My first Mini Kitchen experience was at the City Market on 104 Street that first summer. Those two sassy women were fun. Then I lost them. It probably didn’t help that I had no idea what the stand was called. I just looked for Renu’s big smile.
Fast forward to 2017. While no longer at the downtown market, Mini Kitchen does a roaring business at the Callingwood, St. Albert and Southwest Edmonton Farmers’ Markets; the 124 Street Grand Market and farmers’ markets in Sherwood Park, Fort Saskatchewan and Red Deer. Their frozen items are also available through the Spud and Organic Box delivery services, Gibbon’s Food Town, Amaranth Foods and online at minikitchen.ca.
Damini’s advice to others dreaming of sharing their flavours?
“There is a lot of growth potential,” she says. “The markets are a lot of fun but it’s a lot of hard work too. And don’t compromise, stay true to what you are selling.”
“My brother came up with the name. Mini is my nickname,” says Damini. “We started in my home kitchen. I cooked one day a week then. Then we moved to a commercial kitchen space on Alberta Avenue, which we have outgrown. Now we cook six days a week with three to five people in production. We have just negotiated a location on the south side where we will have some retail space too.”

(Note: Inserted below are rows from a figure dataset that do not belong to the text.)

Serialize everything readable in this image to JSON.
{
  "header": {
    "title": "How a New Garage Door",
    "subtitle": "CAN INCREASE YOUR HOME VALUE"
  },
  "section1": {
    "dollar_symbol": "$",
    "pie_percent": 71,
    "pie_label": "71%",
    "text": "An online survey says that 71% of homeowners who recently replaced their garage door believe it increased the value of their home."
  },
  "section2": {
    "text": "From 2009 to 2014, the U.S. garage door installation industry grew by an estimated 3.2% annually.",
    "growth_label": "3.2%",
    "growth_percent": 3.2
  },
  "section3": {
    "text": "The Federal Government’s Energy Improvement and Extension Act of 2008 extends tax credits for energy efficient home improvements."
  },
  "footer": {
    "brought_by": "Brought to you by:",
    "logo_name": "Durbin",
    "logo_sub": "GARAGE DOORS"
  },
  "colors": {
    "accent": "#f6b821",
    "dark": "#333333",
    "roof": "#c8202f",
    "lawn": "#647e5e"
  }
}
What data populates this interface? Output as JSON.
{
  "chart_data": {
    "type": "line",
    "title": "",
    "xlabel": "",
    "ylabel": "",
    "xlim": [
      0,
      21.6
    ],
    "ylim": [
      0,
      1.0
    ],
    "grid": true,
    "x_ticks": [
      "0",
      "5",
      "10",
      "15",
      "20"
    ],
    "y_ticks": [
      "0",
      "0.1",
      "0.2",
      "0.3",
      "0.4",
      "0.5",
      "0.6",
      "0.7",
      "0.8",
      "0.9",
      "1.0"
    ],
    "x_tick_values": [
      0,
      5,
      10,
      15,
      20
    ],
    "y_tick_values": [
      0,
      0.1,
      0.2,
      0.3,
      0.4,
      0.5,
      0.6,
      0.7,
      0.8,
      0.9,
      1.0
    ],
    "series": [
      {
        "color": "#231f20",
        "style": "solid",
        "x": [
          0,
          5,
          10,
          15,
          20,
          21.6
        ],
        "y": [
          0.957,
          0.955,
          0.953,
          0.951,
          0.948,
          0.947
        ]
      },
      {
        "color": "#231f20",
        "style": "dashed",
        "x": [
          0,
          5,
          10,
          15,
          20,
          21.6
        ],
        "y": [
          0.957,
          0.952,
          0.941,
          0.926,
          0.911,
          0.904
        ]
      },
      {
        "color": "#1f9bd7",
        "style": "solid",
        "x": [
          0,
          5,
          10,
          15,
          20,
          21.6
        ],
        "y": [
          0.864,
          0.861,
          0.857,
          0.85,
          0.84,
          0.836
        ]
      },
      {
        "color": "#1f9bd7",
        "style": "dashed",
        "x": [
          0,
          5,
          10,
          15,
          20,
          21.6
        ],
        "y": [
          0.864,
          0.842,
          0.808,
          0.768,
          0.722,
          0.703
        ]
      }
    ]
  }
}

Mini Kitchen buys chicken from Viking, lentils and peas from southern Alberta, organic flour from Camrose and potatoes from Daniel Organics near Sangudo. Each batch of pakoras is 80 pounds — 50 pounds of potatoes, four kilo peas, two kilo spinach, four kilo carrots and four kilo onions; 1,500 samosas takes 300 pounds of potatoes and 15 kilo peas. That’s a lot of local produce.
“We made the decision a few years ago to source our ingredients as close to home as possible. We thought, ‘if we’re not buying local, why would anyone buy from us?’ Our costs went up 75 per cent. Most of our customers were supportive. People really want local — we have noticed that in the last three years. People want to buy Canadian.”